İki hafta önceki 6 Ekim 2024 tarihli yazımda “İran’ın Proxy Savaşları”ndan söz etmiştim. Cumartesi günü Tel Aviv Üniversitesi’nde ünlü İsrael’li gazeteci / savaş muhabiri Ohad Hemo’nun bir konferansını izledim. Hemo, yirmi yıldan fazla, Kanal12’nin özellikle Filistin konusunda uzman bir yorumcusu.
Ohad Hemo açıklamalarında bölgede süre gelen savaşı bir satranç oyununa benzetti. Oyunda İran, kendi adına İsrael’e karşı savaşan “proxy”leri atı ve kaleyi kaybetti. Şimdi Şah ile Kraliçe karşı karşıya. (x)
Gerçekten- her ne kadar 101 rehine daha kurtarılamadıysa da- üst düzey bir cani olan lideri Yahya Sinvar dahil Muhammed Sinvar dışında tüm üst düzey liderlerini kaybeden, yer altı geçitleri yıkılan, cephane gücünün yüzde doksanını yitiren ve düzenli bir ordu olmaktan çıkıp başıboş terörist çetelere dönüşen Hamas’ın artık İsrael için bir tehdit unsuru, İran için ise güvenilebilir bir güç olduğu söylenemez.

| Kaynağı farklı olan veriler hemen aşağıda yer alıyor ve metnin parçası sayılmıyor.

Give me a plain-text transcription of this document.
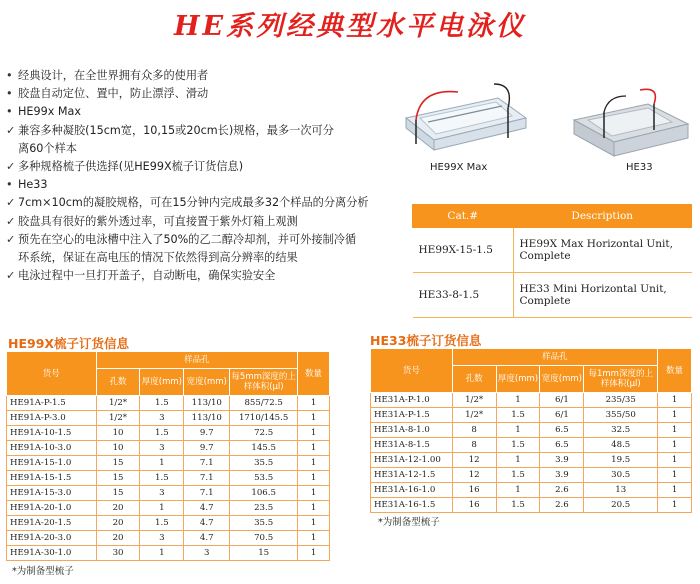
HE系列经典型水平电泳仪
• 经典设计，在全世界拥有众多的使用者
• 胶盘自动定位、置中，防止漂浮、滑动
• HE99x Max
✓ 兼容多种凝胶(15cm宽，10,15或20cm长)规格，最多一次可分
离60个样本
✓ 多种规格梳子供选择(见HE99X梳子订货信息)
• He33
✓ 7cm×10cm的凝胶规格，可在15分钟内完成最多32个样品的分离分析
✓ 胶盘具有很好的紫外透过率，可直接置于紫外灯箱上观测
✓ 预先在空心的电泳槽中注入了50%的乙二醇冷却剂，并可外接制冷循
环系统，保证在高电压的情况下依然得到高分辨率的结果
✓ 电泳过程中一旦打开盖子，自动断电，确保实验安全
HE99X Max	HE33
Cat.#	Description
HE99X-15-1.5	HE99X Max Horizontal Unit, Complete
HE33-8-1.5	HE33 Mini Horizontal Unit, Complete
HE99X梳子订货信息
货号	样品孔				数量
	孔数	厚度(mm)	宽度(mm)	每5mm深度的上样体积(μl)	
HE91A-P-1.5	1/2*	1.5	113/10	855/72.5	1
HE91A-P-3.0	1/2*	3	113/10	1710/145.5	1
HE91A-10-1.5	10	1.5	9.7	72.5	1
HE91A-10-3.0	10	3	9.7	145.5	1
HE91A-15-1.0	15	1	7.1	35.5	1
HE91A-15-1.5	15	1.5	7.1	53.5	1
HE91A-15-3.0	15	3	7.1	106.5	1
HE91A-20-1.0	20	1	4.7	23.5	1
HE91A-20-1.5	20	1.5	4.7	35.5	1
HE91A-20-3.0	20	3	4.7	70.5	1
HE91A-30-1.0	30	1	3	15	1
*为制备型梳子
HE33梳子订货信息
货号	样品孔				数量
	孔数	厚度(mm)	宽度(mm)	每1mm深度的上样体积(μl)	
HE31A-P-1.0	1/2*	1	6/1	235/35	1
HE31A-P-1.5	1/2*	1.5	6/1	355/50	1
HE31A-8-1.0	8	1	6.5	32.5	1
HE31A-8-1.5	8	1.5	6.5	48.5	1
HE31A-12-1.00	12	1	3.9	19.5	1
HE31A-12-1.5	12	1.5	3.9	30.5	1
HE31A-16-1.0	16	1	2.6	13	1
HE31A-16-1.5	16	1.5	2.6	20.5	1
*为制备型梳子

Gazze için artık statüsünün belirlenme zamanı geldi. “Sonraki gün” geride kaldı. Ancak iki milyon Filistinli’nin İsrael ordusu yönetimine girmesi ve bu alanda Ben Gvir ve Smotrich gibi hükümetteki aşırı unsurların suyuna gidilerek yerleşim bölgeleri kurulması afedilemez bir hata olur.

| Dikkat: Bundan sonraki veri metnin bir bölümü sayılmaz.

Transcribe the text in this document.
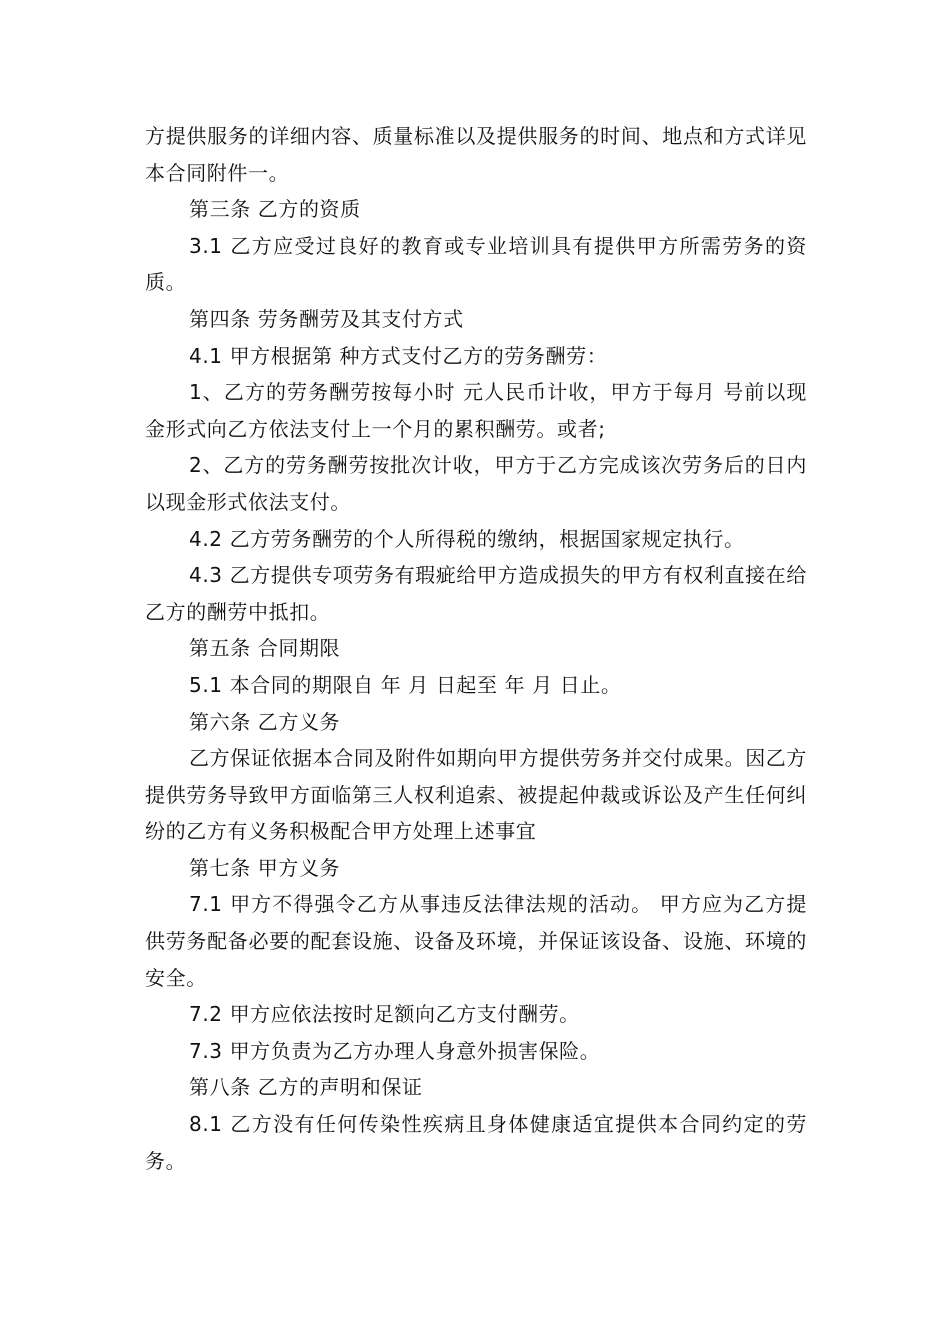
方提供服务的详细内容、质量标准以及提供服务的时间、地点和方式详见本合同附件一。

第三条 乙方的资质

3.1 乙方应受过良好的教育或专业培训具有提供甲方所需劳务的资质。

第四条 劳务酬劳及其支付方式

4.1 甲方根据第 种方式支付乙方的劳务酬劳：

1、乙方的劳务酬劳按每小时 元人民币计收，甲方于每月 号前以现金形式向乙方依法支付上一个月的累积酬劳。或者;

2、乙方的劳务酬劳按批次计收，甲方于乙方完成该次劳务后的日内以现金形式依法支付。

4.2 乙方劳务酬劳的个人所得税的缴纳，根据国家规定执行。

4.3 乙方提供专项劳务有瑕疵给甲方造成损失的甲方有权利直接在给乙方的酬劳中抵扣。

第五条 合同期限

5.1 本合同的期限自 年 月 日起至 年 月 日止。

第六条 乙方义务

乙方保证依据本合同及附件如期向甲方提供劳务并交付成果。因乙方提供劳务导致甲方面临第三人权利追索、被提起仲裁或诉讼及产生任何纠纷的乙方有义务积极配合甲方处理上述事宜

第七条 甲方义务

7.1 甲方不得强令乙方从事违反法律法规的活动。 甲方应为乙方提供劳务配备必要的配套设施、设备及环境，并保证该设备、设施、环境的安全。

7.2 甲方应依法按时足额向乙方支付酬劳。

7.3 甲方负责为乙方办理人身意外损害保险。

第八条 乙方的声明和保证

8.1 乙方没有任何传染性疾病且身体健康适宜提供本合同约定的劳务。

Hizbullah da her ne kadar her gün İsrael’in Kuzey bölgesine düzenli bir şekilde roket ve insansız hava aracı göndermeye devam ediyor ve yetmiş bin İsraelli henüz evlerine dönemiyorsa da on sekiz yıldır sığınaklarda gizlenerek korkudan gün ışığı görmeyen liderleri Hasan Nasrallah’ın ortadan kaldırılmasından bu yana Şii Terör örgütünün de gücünü oldukça yitirdiği söylenebilir. Hizbullah da artık İran’ın güvenebileceği bir piyon olmaktan çıktı.

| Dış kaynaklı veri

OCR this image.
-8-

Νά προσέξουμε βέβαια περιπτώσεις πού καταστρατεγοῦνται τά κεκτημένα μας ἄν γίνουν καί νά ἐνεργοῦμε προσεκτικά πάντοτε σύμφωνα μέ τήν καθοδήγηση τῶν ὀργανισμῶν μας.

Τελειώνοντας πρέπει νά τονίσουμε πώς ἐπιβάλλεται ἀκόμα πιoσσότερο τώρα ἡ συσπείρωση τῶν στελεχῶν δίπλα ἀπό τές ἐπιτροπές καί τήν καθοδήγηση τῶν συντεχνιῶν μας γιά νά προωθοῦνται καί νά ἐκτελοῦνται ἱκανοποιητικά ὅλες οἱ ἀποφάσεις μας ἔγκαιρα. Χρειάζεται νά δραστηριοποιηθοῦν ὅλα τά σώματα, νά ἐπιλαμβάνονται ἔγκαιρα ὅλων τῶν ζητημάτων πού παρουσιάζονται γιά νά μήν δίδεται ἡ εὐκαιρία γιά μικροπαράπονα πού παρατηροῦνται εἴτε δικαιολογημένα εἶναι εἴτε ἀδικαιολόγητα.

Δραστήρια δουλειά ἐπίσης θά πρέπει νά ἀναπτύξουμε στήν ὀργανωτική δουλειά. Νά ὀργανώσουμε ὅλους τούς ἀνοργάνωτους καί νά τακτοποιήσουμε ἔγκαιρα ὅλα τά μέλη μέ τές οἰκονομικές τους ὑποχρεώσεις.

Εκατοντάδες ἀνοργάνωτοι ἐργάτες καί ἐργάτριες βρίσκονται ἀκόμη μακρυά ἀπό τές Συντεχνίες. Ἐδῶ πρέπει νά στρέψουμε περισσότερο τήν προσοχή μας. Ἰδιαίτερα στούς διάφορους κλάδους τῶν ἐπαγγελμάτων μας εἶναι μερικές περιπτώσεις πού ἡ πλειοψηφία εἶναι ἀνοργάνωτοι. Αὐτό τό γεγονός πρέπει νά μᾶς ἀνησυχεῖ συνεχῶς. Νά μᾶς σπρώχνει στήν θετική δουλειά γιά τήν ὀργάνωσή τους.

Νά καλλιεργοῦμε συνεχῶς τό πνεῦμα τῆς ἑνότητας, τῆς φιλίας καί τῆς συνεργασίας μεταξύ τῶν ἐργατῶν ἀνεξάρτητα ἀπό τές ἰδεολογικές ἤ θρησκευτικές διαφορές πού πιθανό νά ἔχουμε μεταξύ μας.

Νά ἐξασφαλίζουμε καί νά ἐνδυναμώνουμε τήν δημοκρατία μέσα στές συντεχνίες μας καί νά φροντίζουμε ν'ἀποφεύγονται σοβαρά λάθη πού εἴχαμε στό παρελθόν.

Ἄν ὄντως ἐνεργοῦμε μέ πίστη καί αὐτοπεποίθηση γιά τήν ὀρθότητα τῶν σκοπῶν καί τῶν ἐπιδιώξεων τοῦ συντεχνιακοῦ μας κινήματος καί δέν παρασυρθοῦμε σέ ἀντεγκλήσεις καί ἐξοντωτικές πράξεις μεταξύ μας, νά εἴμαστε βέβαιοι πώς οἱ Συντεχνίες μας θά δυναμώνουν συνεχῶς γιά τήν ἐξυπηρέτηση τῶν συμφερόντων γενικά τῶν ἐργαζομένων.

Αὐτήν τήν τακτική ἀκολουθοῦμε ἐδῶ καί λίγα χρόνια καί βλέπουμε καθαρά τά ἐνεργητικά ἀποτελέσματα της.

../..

Evet artık Kraliçe Şah’a “mat” dedi. İran 14 Nisan’da İsrael’e 300, 1 Ekim’de 180 roket atarak saldırıda bulundu. Dünyada hiçbir egemen devlet böylesi bir duruma seyirci kalamaz. Ordu Sözcüsü Daniel Hagari 25 Ekim gecesi sabaha karşı İsrael Savunma Kuvvetlerinin İran’daki askeri hedeflere yönelik hassas vuruşlar gerçekleştirdiğini duyurdu.
İsrael hassas vuruşlar sonucunda, en az insan kaybına yol açacak şekilde, yüz uçakla 1.800 km. ötedeki Tahran dahil İran’ın dört ayrı yerinde füze depolarını, füze üretim tesislerini ve askeri üsleri yerle bir etti. Sünni Arap ülkeleri İran tehdidinden çekindiklerinden İsrael’i kınarken İsrael de İran nükleer santrallarını ve petrol kuyularını vurmayarak ABD ile uyum içinde davrandı. Türkiye ise; “Gazze’de soykırım işleyen, Lübnan’da her gün sivilleri öldüren” İsrael’i en sert şekilde kınadığını açıkladı.
Kendini koruma sistemi oldukça tahrip edilen İran, bundan böyle yanlış bir adım atarak, İsrael’e saldırırsa mat olur ve Molla rejiminin sonu gelir mi?
M.S. 6 yy.’da Hindistan’da ortaya çıkıp İran’da yayılan satranç oyunu bu halkın DNA’sına işlemiştir. Sabırlıdırlar, Humeyni’den bu yana bölgede Şii egemenliğini yaymaları 50 yıllarını aldı. Aceleci davranarak yanlış adım atacaklarını sanmıyorum. Ancak Küçük Şeytan İsrael’i (Büyüğü ABD’dir) haritadan silmeye karar vermiş ve tarih olarak 2040’ı öngörmüş olan İran’ın nükleer silah edinmesini İsrael’in beklemeye pek sabrı yoktur sanırım.
Av. Yakup BAROKAS
--------------------------------------
x) Sadece satranç benzetmesini, Ohad Hemo’dan aktardım. Sonrası bana aittir.